That fatigue just came on so fast -it was like instant deflation - like I'd suddenly taken my foot off the gas, and I just...stopped...moving...forward.

Of course - fatigue comes with the package. I know this. I take my nap because of it. But I didn't see this wave coming - and I didn't like being blindsided. But - I knew I was pushing the limit. I knew it was a risk taking a walk at 1:30pm. Deirdre and I could have just laid low, done a puzzle, flipped through some magazines, or read a book or two. We could have sauntered upstairs, and she could have been in bed by 2pm. I might or might not have have felt that fatigue come on - who knows? Maybe I would have hopped into bed, and never felt the wave of exhaustion, or maybe I would have felt it, but from beneath the covers, snuggled up in my bed with my eyes closed.

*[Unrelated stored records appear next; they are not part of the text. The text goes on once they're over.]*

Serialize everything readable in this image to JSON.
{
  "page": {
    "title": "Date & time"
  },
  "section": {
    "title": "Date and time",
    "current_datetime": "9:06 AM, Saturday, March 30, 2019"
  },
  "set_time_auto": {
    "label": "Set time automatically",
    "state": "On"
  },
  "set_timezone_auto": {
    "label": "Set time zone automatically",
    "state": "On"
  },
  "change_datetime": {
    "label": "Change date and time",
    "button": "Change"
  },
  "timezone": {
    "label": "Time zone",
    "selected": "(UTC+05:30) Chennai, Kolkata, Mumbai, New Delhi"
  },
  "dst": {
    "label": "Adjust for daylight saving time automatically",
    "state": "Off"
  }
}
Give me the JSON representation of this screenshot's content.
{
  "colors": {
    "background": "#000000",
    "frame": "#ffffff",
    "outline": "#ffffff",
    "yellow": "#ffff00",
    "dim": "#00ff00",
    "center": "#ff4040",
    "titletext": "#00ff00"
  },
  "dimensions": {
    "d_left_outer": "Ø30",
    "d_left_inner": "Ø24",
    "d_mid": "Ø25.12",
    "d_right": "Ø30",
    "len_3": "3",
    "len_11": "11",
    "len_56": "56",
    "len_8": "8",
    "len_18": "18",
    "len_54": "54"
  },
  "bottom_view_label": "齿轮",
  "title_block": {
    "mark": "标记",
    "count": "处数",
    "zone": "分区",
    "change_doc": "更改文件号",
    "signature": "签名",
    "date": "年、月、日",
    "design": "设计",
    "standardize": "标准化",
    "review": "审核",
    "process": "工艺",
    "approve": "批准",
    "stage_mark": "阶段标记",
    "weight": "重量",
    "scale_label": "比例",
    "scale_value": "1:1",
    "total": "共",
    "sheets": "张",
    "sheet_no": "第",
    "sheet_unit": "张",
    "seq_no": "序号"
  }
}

Either way - I won't forget the error of my ways. It's not a big deal - but I could have made it a lot less of a deal, had I just played it safe. It does remind why I take a nap in the first place. If I didn't, I would feel that wave of fatigue every single day. And it wouldn't just be once a day, it would be multiple times a day, which would eventually run together so much so that it would feel like I was fighting that debilitating fatigue every moment of every day. And who wants that? Who needs that? Who can function like that?

If there's something I can do to prevent myself from ever feeling that constant fatigue again - you better believe I'm going to try. Bring on the napping hour - I'm a believer!